Até o início deste mês, o governo federal estudava adiar o fim do Horário de Verão para março. A medida visava ampliar o tempo para economia do consumo de energia. Porém, estudos do Operador Nacional do Sistema Elétrico, que cuida do setor no Brasil, apontaram que a economia seria muito pequena, não tornando atrativo estender o período do mesmo.
A estimativa do governo é de que a economia de energia elétrica no país nesta edição do Horário de Verão chegue a quase R$ 280 milhões. Da mesma forma, a economia com a diminuição na geração térmica deve ficar entre 4,5% e 5% em relação ao restante do ano.

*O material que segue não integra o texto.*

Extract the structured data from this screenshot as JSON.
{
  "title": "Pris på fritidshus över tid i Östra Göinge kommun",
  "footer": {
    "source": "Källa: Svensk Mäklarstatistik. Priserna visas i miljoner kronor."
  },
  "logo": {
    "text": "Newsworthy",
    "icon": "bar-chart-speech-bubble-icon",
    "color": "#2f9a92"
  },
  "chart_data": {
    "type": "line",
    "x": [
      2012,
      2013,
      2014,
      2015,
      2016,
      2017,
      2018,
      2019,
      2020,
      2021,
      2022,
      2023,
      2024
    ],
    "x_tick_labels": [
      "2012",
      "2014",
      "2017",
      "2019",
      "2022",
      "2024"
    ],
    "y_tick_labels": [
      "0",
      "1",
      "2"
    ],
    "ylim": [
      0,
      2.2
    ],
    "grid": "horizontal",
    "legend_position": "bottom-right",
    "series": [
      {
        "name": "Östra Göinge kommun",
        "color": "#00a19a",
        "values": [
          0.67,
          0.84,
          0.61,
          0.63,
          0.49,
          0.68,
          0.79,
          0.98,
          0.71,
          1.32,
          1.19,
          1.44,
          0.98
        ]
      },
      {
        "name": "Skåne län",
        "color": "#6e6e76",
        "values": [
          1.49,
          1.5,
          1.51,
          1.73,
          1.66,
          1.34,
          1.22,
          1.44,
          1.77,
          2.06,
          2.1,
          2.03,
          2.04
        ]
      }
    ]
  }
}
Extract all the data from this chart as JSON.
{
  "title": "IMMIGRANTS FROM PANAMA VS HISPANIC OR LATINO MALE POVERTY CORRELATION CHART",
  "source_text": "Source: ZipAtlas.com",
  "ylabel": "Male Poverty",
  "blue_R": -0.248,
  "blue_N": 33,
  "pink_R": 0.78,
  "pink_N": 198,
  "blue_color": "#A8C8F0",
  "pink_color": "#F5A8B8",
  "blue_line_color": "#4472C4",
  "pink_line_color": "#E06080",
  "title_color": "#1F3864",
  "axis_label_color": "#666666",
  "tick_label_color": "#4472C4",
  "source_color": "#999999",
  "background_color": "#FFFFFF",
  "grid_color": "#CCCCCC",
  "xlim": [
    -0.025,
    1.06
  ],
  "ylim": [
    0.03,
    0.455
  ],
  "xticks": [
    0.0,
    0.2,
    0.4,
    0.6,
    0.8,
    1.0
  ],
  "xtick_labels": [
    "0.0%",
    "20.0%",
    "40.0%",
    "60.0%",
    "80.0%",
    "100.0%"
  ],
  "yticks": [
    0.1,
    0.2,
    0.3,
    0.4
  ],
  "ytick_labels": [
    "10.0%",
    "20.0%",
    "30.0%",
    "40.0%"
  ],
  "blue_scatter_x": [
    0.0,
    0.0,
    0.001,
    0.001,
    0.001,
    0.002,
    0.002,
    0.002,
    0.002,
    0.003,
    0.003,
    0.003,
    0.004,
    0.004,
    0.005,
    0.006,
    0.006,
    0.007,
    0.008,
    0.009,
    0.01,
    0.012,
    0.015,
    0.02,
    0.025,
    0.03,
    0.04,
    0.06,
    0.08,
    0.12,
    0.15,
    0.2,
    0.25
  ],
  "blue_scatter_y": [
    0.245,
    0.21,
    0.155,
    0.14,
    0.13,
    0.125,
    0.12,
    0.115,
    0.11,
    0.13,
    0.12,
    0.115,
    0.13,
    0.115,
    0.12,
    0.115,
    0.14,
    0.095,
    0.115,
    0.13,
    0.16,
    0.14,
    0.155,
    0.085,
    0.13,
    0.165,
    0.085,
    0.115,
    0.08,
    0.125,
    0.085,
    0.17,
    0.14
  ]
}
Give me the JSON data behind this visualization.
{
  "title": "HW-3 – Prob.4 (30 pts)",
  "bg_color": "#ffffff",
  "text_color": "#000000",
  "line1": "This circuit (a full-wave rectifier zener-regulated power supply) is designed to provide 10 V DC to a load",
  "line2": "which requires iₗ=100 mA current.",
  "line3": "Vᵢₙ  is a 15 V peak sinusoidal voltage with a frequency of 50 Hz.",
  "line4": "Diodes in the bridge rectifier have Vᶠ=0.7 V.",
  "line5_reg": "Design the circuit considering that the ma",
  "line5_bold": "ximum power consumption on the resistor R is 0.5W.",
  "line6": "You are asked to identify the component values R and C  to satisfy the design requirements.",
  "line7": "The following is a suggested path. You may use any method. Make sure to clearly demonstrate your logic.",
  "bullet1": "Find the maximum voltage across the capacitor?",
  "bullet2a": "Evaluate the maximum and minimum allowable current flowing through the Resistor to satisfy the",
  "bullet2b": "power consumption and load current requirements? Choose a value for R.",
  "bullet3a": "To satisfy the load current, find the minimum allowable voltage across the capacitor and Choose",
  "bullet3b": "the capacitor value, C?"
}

O Horário de Verão foi introduzido no Brasil em 1931, no governo de Getúlio Vargas, e teve duração de cinco meses. Após isso, a medida foi aplicada vez ou outra, sem seguir um cronograma fixo. Somente a partir de 1985 que passou a ser aplicado ininterruptamente todo ano. Em 2008 ficou definido que o Horário de Verão teria duração de quatro meses e encerraria no terceiro final de semana de fevereiro. Exceto se coincidisse com a data do Carnaval, quando acabaria no final de semana seguinte ao evento.
Não é somente o Brasil que possui este modelo de programa. Países como Alemanha e Estados Unidos também o adotaram. Benjamin Franklin, inventor norte-americano, foi quem lançou a ideia de se adiantar o relógio em uma hora no verão, em 1784. A Alemanha, em 1916, foi o primeiro país a implantá-lo oficialmente.